現代のような端午の節句は、あくまでも鎌倉時代の武家社会にて始まったこととされており、叢林内部には関わりなかったと思われ、それが証拠に、こちらの上堂も全く関係ない状況として描かれています。なお、この上堂語は道元禅師が『永平広録』巻3-242上堂で拈提された『宏智禅師広録』巻4・「明州天童山覚和尚上堂語録」の一則から引用したことは明らかです。ただし、二句目から改変がなされており、そこには瑩山禅師の意図を正しく把握していくべきでしょう。

それはつまり、「百草頭上に生殺新たなり」ということです。この「新た」というのは、「古」に対応する事象では無くて、何物の既定も受けていない、本来の面目の独露した状態をいいます。よって、自ら甘いはずの「甘草」も、その自らの限定的本質を知らず、自ら苦いはずの「黄連」も、その自らの限定的本質を分別しないのです。では、良く本質に到る「草」は如何なる存在か?瑩山禅師は、「不萌の草」だとしています。これは、生えることなき草ですが、あらゆる事象の「兆す以前」を意味していますので、まさに「無分別なる本来の面目」であるわけです。

よって、それはつまり、「本より甘・酢・苦・辛・鹹・淡を離る」ということであり、「曽て地・水・火・風・空・識に非ず」ということです。前者は、「六味」を離れるということです。問題は、「六」というより、「あらゆる味の既定を受けていない事象」を指し示すことが目的となることです。後者も、「六大」を離れるということです。「六大」とは、密教で用いる概念ですが、万有の本体となる6つの根本要素を指し、普通は最初の「四大」のみですが、そこに「空大・識大」を加えたのが六大で、密教ではこれら全てを、大日如来の象徴だと見なします。なお、道元禅師は『正法眼蔵』「山水経」巻で、「六大」について触れますので、瑩山禅師はその影響を受けたものでしょうか。この辺は日本の曹洞宗系統に於ける密教的な文脈の混入とでも見た方が良いのかもしれません。中国の禅籍には、ほとんど見えないためです。

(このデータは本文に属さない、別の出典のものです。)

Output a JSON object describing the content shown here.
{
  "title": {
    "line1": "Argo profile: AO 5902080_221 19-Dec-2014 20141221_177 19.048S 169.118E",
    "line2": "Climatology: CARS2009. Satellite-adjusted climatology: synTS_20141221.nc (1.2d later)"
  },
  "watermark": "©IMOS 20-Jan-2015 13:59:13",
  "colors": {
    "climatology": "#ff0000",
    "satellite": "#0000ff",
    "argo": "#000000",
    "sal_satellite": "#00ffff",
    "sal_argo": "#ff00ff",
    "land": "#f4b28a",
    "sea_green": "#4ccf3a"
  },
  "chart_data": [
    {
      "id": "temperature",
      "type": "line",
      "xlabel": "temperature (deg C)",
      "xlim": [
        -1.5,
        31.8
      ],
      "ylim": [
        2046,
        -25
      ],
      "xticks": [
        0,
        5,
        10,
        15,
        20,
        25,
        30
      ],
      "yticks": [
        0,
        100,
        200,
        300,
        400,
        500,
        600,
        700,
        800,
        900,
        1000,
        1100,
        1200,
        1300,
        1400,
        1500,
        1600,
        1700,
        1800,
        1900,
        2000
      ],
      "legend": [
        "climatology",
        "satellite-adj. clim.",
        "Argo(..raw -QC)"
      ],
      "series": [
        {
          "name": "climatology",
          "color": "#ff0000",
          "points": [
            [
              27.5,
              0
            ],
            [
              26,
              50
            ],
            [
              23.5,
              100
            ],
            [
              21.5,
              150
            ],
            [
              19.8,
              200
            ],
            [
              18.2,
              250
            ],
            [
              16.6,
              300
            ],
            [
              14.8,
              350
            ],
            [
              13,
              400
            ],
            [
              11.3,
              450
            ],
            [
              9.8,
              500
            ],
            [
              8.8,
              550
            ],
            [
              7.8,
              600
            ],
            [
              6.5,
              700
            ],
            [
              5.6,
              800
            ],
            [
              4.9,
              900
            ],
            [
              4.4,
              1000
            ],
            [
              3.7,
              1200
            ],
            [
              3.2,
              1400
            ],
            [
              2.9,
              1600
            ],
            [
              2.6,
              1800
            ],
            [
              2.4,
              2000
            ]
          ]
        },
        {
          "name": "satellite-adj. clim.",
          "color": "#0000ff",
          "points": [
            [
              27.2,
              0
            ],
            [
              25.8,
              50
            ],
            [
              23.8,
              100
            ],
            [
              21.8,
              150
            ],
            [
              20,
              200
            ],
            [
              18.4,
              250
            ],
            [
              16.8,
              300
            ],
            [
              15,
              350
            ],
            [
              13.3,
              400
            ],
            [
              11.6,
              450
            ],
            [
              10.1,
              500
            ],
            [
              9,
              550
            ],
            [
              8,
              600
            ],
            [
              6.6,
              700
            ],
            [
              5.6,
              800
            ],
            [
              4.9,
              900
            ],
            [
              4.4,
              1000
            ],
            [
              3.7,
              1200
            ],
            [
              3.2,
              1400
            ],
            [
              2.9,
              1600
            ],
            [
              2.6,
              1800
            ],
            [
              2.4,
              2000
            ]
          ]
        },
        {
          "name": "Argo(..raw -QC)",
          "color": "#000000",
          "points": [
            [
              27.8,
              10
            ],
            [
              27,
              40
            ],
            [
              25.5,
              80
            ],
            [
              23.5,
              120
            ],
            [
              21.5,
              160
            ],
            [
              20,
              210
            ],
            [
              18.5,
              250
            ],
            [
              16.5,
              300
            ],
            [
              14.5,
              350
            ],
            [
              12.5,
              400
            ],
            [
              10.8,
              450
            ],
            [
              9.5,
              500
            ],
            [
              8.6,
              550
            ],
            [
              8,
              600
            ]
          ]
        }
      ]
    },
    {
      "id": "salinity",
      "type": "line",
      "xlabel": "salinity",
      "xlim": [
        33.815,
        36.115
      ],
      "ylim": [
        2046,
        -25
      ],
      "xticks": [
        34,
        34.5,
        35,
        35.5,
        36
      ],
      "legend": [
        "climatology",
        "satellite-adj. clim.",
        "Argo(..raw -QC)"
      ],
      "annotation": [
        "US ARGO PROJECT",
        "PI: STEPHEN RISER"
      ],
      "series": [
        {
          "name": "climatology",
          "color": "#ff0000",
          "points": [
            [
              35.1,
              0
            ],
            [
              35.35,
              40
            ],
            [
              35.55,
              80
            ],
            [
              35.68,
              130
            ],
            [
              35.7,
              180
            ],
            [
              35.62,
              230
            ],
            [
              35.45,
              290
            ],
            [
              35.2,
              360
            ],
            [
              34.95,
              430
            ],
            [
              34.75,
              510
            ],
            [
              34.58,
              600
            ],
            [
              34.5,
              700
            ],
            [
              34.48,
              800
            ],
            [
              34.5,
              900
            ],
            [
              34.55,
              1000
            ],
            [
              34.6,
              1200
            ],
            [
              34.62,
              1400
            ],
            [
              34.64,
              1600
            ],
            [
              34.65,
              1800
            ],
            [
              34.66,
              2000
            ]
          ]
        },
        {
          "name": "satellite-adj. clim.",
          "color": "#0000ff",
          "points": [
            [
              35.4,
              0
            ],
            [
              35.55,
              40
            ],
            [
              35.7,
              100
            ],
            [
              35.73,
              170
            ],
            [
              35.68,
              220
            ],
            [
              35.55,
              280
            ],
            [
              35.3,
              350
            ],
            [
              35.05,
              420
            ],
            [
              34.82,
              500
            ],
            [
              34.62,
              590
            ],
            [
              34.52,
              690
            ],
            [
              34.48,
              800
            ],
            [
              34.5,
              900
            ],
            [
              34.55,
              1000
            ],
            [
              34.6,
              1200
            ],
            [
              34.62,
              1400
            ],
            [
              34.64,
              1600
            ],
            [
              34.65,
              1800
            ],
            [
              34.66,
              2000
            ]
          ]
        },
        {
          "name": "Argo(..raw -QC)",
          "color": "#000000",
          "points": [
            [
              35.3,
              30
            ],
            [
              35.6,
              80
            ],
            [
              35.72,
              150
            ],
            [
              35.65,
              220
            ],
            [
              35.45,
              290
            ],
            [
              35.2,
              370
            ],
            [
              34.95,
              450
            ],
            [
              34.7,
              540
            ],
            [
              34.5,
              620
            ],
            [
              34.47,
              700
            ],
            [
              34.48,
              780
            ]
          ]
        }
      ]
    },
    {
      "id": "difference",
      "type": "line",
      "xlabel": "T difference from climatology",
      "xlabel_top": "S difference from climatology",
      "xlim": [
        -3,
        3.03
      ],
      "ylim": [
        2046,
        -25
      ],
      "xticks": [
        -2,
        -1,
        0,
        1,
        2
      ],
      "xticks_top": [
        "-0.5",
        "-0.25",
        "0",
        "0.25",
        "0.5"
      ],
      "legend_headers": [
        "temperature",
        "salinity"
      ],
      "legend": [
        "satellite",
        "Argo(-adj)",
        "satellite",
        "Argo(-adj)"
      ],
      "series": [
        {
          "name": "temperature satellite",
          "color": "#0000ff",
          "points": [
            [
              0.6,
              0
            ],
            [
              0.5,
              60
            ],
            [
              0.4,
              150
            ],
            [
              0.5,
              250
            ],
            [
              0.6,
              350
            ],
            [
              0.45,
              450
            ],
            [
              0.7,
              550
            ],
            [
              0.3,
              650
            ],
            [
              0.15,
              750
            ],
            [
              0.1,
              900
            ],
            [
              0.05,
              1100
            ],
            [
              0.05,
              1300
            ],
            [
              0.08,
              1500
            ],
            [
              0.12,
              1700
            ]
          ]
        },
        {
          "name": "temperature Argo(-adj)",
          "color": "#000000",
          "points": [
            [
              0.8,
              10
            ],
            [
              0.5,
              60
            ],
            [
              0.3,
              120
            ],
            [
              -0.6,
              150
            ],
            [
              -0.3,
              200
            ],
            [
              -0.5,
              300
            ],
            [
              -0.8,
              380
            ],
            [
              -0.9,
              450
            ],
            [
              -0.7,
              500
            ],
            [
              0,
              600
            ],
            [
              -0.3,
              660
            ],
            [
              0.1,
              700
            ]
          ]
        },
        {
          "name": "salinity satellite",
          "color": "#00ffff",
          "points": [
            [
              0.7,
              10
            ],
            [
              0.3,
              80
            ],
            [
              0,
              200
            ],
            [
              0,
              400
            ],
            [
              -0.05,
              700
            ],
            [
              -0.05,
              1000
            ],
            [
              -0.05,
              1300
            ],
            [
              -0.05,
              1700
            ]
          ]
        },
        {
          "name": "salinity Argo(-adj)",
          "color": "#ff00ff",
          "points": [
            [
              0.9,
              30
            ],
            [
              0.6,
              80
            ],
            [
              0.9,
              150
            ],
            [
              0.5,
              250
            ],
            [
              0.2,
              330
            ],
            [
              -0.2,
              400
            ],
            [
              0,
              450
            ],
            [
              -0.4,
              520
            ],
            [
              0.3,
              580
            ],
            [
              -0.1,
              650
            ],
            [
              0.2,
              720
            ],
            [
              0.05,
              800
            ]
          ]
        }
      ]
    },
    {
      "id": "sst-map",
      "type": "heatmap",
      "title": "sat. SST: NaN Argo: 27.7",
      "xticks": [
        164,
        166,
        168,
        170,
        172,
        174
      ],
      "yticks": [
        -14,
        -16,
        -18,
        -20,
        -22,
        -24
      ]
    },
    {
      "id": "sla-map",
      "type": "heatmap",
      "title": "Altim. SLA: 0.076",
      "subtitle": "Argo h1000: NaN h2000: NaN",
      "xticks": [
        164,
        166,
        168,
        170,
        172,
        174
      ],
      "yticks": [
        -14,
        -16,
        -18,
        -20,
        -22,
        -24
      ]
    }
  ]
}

さて、この本来の面目の独露ですが、瑩山禅師は「殺人力」があると述べておられます。これは、単純に、人を殺す力としてのみ理解してはなりません。つまり、あらゆる事象の機兆を否定するということです。その時、人はただの人としては居れません。その状態を、「殺」としているのです。つまり、あらゆる事象の機兆すら否定するということは、仏は仏として居れません。衆生も衆生として居れません。よって、殺仏して説法せしめず、殺衆生して聴法せしめないのです。

ここで、瑩山禅師は「殺」から「本来の面目」に到る過程が十分に、学人に理解出来たと見てか、話を転換します。それはつまり、改めて「本来の面目」そのものの実態を学人に尋ねるのです。それが、「不説法・不聴法の時」です。本来の面目は、あらゆる事象の機兆すら否定され切った世界です。そうなると、「不」を通して到るしか無いのです。そして、瑩山禅師の発した応答は、「人々、本より父母所生の身に非ず」でした。これはつまり、「父母所生」という事象の機兆を否定しながら、そこにおわす、本来人を指し示すことです。

つまり、瑩山禅師はこの端午の節句に於ける「生殺新た」なる状況に於いて、「本来人」として居れ、と弟子達に促したのです。これはまさに、道元禅師の説法を正しく受け嗣いだ人に相応しい内容だといえましょう。今日は、そのようなことを学び、端午の節句のお祝いにしたいと思います。